Kinokolumne Top Five

Die besten Filme der "Berliner Schule"

Szene aus dem Film "Toni Erdmann" mit Peter Simonischek und Sandra Hüller, der beim Filmfest München gezeigt wird
Szene aus "Toni Erdmann" mit Peter Simonischek und Sandra Hüller © Filmfest München 2016
Von Hartwig Tegeler  · 19.08.2017
Vor rund 20 Jahren entstand die "Berliner Schule". Die Filmemacher Valeska Grisebach, Maren Ade, Christoph Hochhäusler, Thomas Arslan oder Christian Petzold werden in diese Schublade gesteckt. Unser Filmkritiker hat die fünf besten ihrer Art herausgesucht.

Platz 5: Toni Erdmann von Maren Ade (2016)

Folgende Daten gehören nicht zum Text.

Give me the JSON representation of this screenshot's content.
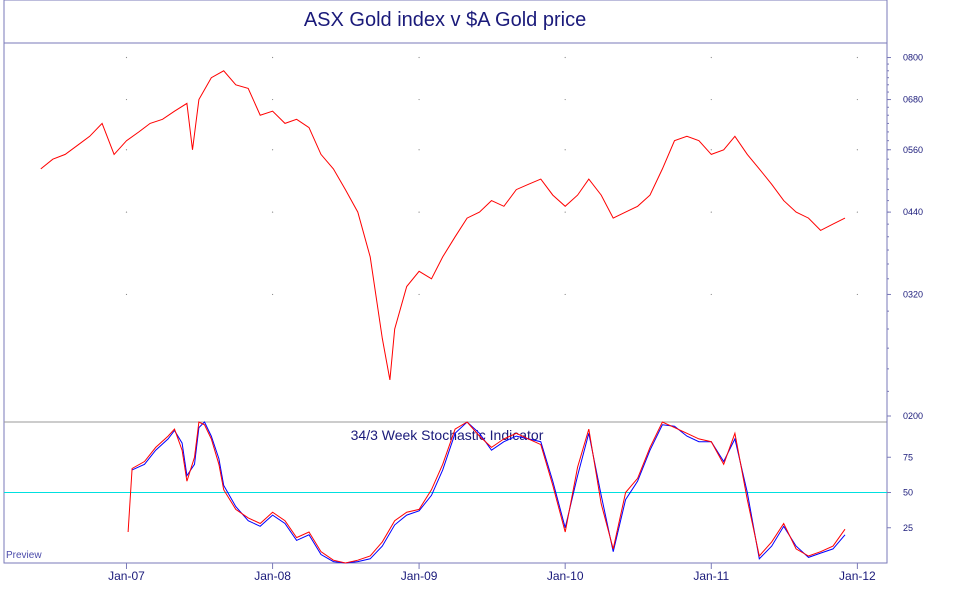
{
  "colors": {
    "frame": "#7a7ab8",
    "price_line": "#ff0000",
    "stoch_k": "#ff0000",
    "stoch_d": "#0000ff",
    "midline": "#00e0e0",
    "text": "#1a1a7a"
  },
  "watermark": "Preview",
  "chart_data": [
    {
      "type": "line",
      "title": "ASX Gold index v $A Gold price",
      "yscale": "log",
      "ylim": [
        0.2,
        0.83
      ],
      "yticks": [
        {
          "value": 0.8,
          "label": "0800"
        },
        {
          "value": 0.68,
          "label": "0680"
        },
        {
          "value": 0.56,
          "label": "0560"
        },
        {
          "value": 0.44,
          "label": "0440"
        },
        {
          "value": 0.32,
          "label": "0320"
        },
        {
          "value": 0.2,
          "label": "0200"
        }
      ],
      "xlim": [
        "2006-03-01",
        "2012-03-15"
      ],
      "xticks": [
        {
          "date": "2007-01-01",
          "label": "Jan-07"
        },
        {
          "date": "2008-01-01",
          "label": "Jan-08"
        },
        {
          "date": "2009-01-01",
          "label": "Jan-09"
        },
        {
          "date": "2010-01-01",
          "label": "Jan-10"
        },
        {
          "date": "2011-01-01",
          "label": "Jan-11"
        },
        {
          "date": "2012-01-01",
          "label": "Jan-12"
        }
      ],
      "grid": true,
      "series": [
        {
          "x": [
            "2006-06-01",
            "2006-07-01",
            "2006-08-01",
            "2006-09-01",
            "2006-10-01",
            "2006-11-01",
            "2006-12-01",
            "2007-01-01",
            "2007-02-01",
            "2007-03-01",
            "2007-04-01",
            "2007-05-01",
            "2007-06-01",
            "2007-06-15",
            "2007-07-01",
            "2007-08-01",
            "2007-09-01",
            "2007-10-01",
            "2007-11-01",
            "2007-12-01",
            "2008-01-01",
            "2008-02-01",
            "2008-03-01",
            "2008-04-01",
            "2008-05-01",
            "2008-06-01",
            "2008-07-01",
            "2008-08-01",
            "2008-09-01",
            "2008-10-01",
            "2008-10-20",
            "2008-11-01",
            "2008-12-01",
            "2009-01-01",
            "2009-02-01",
            "2009-03-01",
            "2009-04-01",
            "2009-05-01",
            "2009-06-01",
            "2009-07-01",
            "2009-08-01",
            "2009-09-01",
            "2009-10-01",
            "2009-11-01",
            "2009-12-01",
            "2010-01-01",
            "2010-02-01",
            "2010-03-01",
            "2010-04-01",
            "2010-05-01",
            "2010-06-01",
            "2010-07-01",
            "2010-08-01",
            "2010-09-01",
            "2010-10-01",
            "2010-11-01",
            "2010-12-01",
            "2011-01-01",
            "2011-02-01",
            "2011-03-01",
            "2011-04-01",
            "2011-05-01",
            "2011-06-01",
            "2011-07-01",
            "2011-08-01",
            "2011-09-01",
            "2011-10-01",
            "2011-11-01",
            "2011-12-01"
          ],
          "y": [
            0.52,
            0.54,
            0.55,
            0.57,
            0.59,
            0.62,
            0.55,
            0.58,
            0.6,
            0.62,
            0.63,
            0.65,
            0.67,
            0.56,
            0.68,
            0.74,
            0.76,
            0.72,
            0.71,
            0.64,
            0.65,
            0.62,
            0.63,
            0.61,
            0.55,
            0.52,
            0.48,
            0.44,
            0.37,
            0.27,
            0.23,
            0.28,
            0.33,
            0.35,
            0.34,
            0.37,
            0.4,
            0.43,
            0.44,
            0.46,
            0.45,
            0.48,
            0.49,
            0.5,
            0.47,
            0.45,
            0.47,
            0.5,
            0.47,
            0.43,
            0.44,
            0.45,
            0.47,
            0.52,
            0.58,
            0.59,
            0.58,
            0.55,
            0.56,
            0.59,
            0.55,
            0.52,
            0.49,
            0.46,
            0.44,
            0.43,
            0.41,
            0.42,
            0.43
          ]
        }
      ]
    },
    {
      "type": "line",
      "title": "34/3 Week Stochastic Indicator",
      "ylim": [
        0,
        100
      ],
      "yticks": [
        {
          "value": 75,
          "label": "75"
        },
        {
          "value": 50,
          "label": "50"
        },
        {
          "value": 25,
          "label": "25"
        }
      ],
      "reference_line": 50,
      "series": [
        {
          "x": [
            "2007-01-05",
            "2007-01-15",
            "2007-02-15",
            "2007-03-15",
            "2007-04-15",
            "2007-05-01",
            "2007-05-20",
            "2007-06-01",
            "2007-06-20",
            "2007-07-01",
            "2007-07-15",
            "2007-08-01",
            "2007-08-20",
            "2007-09-01",
            "2007-10-01",
            "2007-11-01",
            "2007-12-01",
            "2008-01-01",
            "2008-02-01",
            "2008-03-01",
            "2008-04-01",
            "2008-05-01",
            "2008-06-01",
            "2008-07-01",
            "2008-08-01",
            "2008-09-01",
            "2008-10-01",
            "2008-11-01",
            "2008-12-01",
            "2009-01-01",
            "2009-02-01",
            "2009-03-01",
            "2009-04-01",
            "2009-05-01",
            "2009-06-01",
            "2009-07-01",
            "2009-08-01",
            "2009-09-01",
            "2009-10-01",
            "2009-11-01",
            "2009-12-01",
            "2010-01-01",
            "2010-02-01",
            "2010-03-01",
            "2010-04-01",
            "2010-05-01",
            "2010-06-01",
            "2010-07-01",
            "2010-08-01",
            "2010-09-01",
            "2010-10-01",
            "2010-11-01",
            "2010-12-01",
            "2011-01-01",
            "2011-02-01",
            "2011-03-01",
            "2011-04-01",
            "2011-05-01",
            "2011-06-01",
            "2011-07-01",
            "2011-08-01",
            "2011-09-01",
            "2011-10-01",
            "2011-11-01",
            "2011-12-01"
          ],
          "y": [
            22,
            67,
            72,
            82,
            90,
            95,
            80,
            58,
            75,
            100,
            98,
            88,
            70,
            52,
            38,
            32,
            28,
            36,
            30,
            18,
            22,
            8,
            2,
            0,
            2,
            5,
            15,
            30,
            36,
            38,
            52,
            70,
            95,
            100,
            90,
            82,
            88,
            92,
            88,
            84,
            55,
            22,
            68,
            95,
            42,
            10,
            50,
            60,
            82,
            100,
            96,
            92,
            88,
            86,
            70,
            92,
            45,
            5,
            15,
            28,
            10,
            5,
            8,
            12,
            24
          ]
        },
        {
          "x": [
            "2007-01-05",
            "2007-01-15",
            "2007-02-15",
            "2007-03-15",
            "2007-04-15",
            "2007-05-01",
            "2007-05-20",
            "2007-06-01",
            "2007-06-20",
            "2007-07-01",
            "2007-07-15",
            "2007-08-01",
            "2007-08-20",
            "2007-09-01",
            "2007-10-01",
            "2007-11-01",
            "2007-12-01",
            "2008-01-01",
            "2008-02-01",
            "2008-03-01",
            "2008-04-01",
            "2008-05-01",
            "2008-06-01",
            "2008-07-01",
            "2008-08-01",
            "2008-09-01",
            "2008-10-01",
            "2008-11-01",
            "2008-12-01",
            "2009-01-01",
            "2009-02-01",
            "2009-03-01",
            "2009-04-01",
            "2009-05-01",
            "2009-06-01",
            "2009-07-01",
            "2009-08-01",
            "2009-09-01",
            "2009-10-01",
            "2009-11-01",
            "2009-12-01",
            "2010-01-01",
            "2010-02-01",
            "2010-03-01",
            "2010-04-01",
            "2010-05-01",
            "2010-06-01",
            "2010-07-01",
            "2010-08-01",
            "2010-09-01",
            "2010-10-01",
            "2010-11-01",
            "2010-12-01",
            "2011-01-01",
            "2011-02-01",
            "2011-03-01",
            "2011-04-01",
            "2011-05-01",
            "2011-06-01",
            "2011-07-01",
            "2011-08-01",
            "2011-09-01",
            "2011-10-01",
            "2011-11-01",
            "2011-12-01"
          ],
          "y": [
            null,
            66,
            70,
            80,
            88,
            94,
            85,
            62,
            70,
            96,
            100,
            90,
            74,
            55,
            40,
            30,
            26,
            34,
            28,
            16,
            20,
            6,
            1,
            0,
            1,
            3,
            12,
            27,
            34,
            37,
            48,
            66,
            92,
            100,
            92,
            80,
            86,
            90,
            88,
            86,
            58,
            25,
            62,
            92,
            48,
            8,
            45,
            58,
            80,
            98,
            97,
            90,
            86,
            86,
            72,
            88,
            50,
            3,
            12,
            26,
            12,
            4,
            7,
            10,
            20
          ]
        }
      ]
    }
  ]
}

Wenn die Tochter, in Bukarest Unternehmensberaterin, auf ihren Vater trifft, da in der rumänischen Hauptstadt, und er mal wieder einen seiner skurrilen Scherze vom Stapel lässt, die aberwitzige Perücke aufsetzt und die falschen Zähnen in den Mund nimmt und Tochter Ines fragt, ob sie denn hier glücklich sei. Und die nur fragt, was der Alt-68er denn mit Glück meine, dann macht Maren Ade ein großes Fass auf: Was ist Glück?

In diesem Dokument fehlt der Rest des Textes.